Het lijkt erop dat het niet zozeer de hapjes voor het televisiescherm zijn die het gewicht beïnvloeden. Wellicht gaat het eerder om het verschil tussen personen die een actief, bewegend, leven leiden en diegenen die een zittend bestaan koesteren. ‘Bewegen’ is het sleutelwoord.

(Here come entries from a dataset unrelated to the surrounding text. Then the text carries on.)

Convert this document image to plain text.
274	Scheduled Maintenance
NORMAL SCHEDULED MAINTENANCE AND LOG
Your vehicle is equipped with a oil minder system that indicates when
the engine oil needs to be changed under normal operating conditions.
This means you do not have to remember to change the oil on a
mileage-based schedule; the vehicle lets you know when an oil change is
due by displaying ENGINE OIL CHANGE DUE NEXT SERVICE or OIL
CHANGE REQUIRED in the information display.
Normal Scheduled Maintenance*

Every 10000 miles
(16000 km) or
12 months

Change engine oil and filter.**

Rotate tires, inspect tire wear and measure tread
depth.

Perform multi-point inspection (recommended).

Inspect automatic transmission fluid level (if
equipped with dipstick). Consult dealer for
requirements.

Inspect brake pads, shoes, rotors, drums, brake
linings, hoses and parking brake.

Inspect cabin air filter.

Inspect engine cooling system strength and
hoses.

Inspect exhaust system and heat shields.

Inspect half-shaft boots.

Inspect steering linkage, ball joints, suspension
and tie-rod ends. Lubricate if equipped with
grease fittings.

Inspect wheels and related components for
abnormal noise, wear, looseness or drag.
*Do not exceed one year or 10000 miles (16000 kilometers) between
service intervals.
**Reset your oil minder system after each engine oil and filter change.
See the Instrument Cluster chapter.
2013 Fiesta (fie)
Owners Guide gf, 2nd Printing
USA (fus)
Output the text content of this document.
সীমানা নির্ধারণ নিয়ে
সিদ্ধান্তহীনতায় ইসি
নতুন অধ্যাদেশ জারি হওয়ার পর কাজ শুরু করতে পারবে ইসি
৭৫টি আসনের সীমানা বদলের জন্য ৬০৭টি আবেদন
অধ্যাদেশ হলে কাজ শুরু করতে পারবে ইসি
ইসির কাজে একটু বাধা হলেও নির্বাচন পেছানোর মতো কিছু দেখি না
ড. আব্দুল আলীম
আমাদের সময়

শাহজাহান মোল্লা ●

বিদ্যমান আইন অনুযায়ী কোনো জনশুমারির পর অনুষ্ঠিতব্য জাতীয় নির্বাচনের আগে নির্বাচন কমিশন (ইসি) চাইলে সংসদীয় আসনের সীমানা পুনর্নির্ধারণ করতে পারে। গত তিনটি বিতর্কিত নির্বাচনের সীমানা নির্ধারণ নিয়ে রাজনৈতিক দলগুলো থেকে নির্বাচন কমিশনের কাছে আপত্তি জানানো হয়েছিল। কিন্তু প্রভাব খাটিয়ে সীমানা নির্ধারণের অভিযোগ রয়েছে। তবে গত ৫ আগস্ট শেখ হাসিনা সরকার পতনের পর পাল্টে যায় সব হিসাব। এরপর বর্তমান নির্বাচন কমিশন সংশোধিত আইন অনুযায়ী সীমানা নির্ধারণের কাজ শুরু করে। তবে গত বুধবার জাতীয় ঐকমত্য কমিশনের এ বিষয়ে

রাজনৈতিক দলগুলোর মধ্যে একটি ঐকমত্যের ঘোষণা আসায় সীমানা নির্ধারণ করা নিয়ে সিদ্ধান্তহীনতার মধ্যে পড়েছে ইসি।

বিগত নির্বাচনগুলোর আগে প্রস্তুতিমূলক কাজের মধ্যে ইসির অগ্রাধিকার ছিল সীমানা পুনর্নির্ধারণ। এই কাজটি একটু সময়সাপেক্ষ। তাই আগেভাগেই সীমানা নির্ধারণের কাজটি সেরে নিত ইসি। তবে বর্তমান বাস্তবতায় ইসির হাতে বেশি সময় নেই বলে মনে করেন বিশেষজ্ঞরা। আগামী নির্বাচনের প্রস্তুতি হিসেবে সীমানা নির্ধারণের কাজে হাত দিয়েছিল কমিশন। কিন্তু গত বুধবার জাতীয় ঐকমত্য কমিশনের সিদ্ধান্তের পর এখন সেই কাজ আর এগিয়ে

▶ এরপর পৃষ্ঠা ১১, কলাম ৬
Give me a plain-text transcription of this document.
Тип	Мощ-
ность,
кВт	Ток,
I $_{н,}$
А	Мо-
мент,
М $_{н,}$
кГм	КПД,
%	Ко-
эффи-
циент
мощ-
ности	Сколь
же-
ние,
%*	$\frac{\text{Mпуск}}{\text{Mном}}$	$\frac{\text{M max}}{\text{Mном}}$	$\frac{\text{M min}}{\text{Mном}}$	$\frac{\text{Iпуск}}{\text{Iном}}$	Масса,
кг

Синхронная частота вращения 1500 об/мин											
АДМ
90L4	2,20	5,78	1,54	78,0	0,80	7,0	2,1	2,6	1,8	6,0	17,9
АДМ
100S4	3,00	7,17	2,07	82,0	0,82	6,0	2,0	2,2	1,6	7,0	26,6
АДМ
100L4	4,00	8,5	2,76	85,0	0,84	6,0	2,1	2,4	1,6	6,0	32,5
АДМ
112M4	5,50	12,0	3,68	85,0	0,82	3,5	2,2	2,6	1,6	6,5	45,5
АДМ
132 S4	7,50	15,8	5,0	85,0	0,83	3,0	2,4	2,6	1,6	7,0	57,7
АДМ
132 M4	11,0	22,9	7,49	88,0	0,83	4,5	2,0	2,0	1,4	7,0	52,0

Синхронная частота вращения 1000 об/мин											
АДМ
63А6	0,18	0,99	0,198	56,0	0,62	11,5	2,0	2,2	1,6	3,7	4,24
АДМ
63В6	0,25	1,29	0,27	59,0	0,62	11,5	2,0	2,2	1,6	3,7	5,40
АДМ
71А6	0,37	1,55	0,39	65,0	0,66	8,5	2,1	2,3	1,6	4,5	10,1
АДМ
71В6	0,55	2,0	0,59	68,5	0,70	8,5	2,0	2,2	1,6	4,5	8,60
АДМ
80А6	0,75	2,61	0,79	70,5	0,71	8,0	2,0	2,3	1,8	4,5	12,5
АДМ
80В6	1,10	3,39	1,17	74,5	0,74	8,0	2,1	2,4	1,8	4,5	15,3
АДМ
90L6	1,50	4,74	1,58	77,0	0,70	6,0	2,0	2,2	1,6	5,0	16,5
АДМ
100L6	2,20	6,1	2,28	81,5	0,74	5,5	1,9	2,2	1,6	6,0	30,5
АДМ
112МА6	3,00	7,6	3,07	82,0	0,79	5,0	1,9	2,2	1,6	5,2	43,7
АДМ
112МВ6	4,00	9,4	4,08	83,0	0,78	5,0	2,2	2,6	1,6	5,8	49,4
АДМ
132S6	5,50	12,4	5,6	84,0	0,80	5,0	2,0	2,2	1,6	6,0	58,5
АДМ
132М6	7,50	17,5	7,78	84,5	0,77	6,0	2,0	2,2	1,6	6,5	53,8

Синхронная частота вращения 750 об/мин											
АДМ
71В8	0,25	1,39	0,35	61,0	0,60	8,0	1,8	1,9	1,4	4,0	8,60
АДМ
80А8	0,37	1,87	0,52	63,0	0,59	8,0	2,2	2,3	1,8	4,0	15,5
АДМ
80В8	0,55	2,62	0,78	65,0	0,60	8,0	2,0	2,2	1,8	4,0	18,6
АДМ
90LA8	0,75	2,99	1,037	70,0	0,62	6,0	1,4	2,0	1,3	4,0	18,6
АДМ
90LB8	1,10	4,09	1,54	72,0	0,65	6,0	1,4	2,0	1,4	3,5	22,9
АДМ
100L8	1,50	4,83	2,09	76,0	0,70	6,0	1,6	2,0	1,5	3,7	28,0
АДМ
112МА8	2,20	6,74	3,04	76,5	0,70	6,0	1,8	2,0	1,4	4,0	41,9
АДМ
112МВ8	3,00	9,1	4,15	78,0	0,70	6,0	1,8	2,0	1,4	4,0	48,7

BETER MET DE TELEVISIE NAAR BED Een doordenkertje in de kleine cijfertjes van dit onderzoek. Wie televisie kijkt in de slaapkamer, zelfs vanuit het bed, heeft minder problemen met overgewicht of obesitas. Zou het kunnen dat de koelkast dan al te ver weg staat en het niet zo gebruikelijk of gemakkelijk is om te knabbelen tussen de lakens ? Of leidt een bedliggende televisiekijker dan toch een actiever leven dan wie van op de bank kijkt ? Of heeft het allemaal met onze opvoeding te maken: een Belg eet gewoon niet in bed ...
MEER WETEN ÉN BEWEGEN EN ZO GEZOND ETEN EN GENIETEN
Als je aan de Belgen vraagt wat er best gebeurt om overgewicht en zwaarlijvigheid te vermijden, dan antwoordt niet minder dan 97,6% dat er meer informatie moet komen voor iedereen. Bijna 90% pleit ook voor meer sport op school en ruim 84% voor meer sport en beweging in het algemeen. Bijna 73% vindt dat zelfs in de werkomgeving het sporten aangemoedigd moet worden. Het onderwijs heeft een belangrijke taak, vindt bijna 78%, want het zou de kinderen moeten leren hoe zij een evenwichtig voedingspakket kunnen samenstellen. Maar waar het overgrote deel van het publiek niét wil van weten is van bijvoorbeeld een belastingverhoging op calorierijke voedingsproducten of duurdere hospitalisatieverzekeringen voor wie zwaarlijvig is. Zulke maatregelen zouden blindelings iedereen treffen of zelfs sociaal discriminerend zijn . Neen, een grote meerderheid in dit onderzoek stelt de vrijheid van de consument voorop: er bestaat een bijzonder uitgebreid gamma aan voedingsproducten en het staat iedereen vrij om daar een keuze uit te maken. Maar wél met de nodige informatie erbij: daardoor kan eenieder bewust en verantwoordelijk kiezen en een voedingsevenwicht vinden voor zichzelf. Meer weten dus, over voedingsgewoonten en over bewegen, om zo te blijven genieten, op een gezonde manier.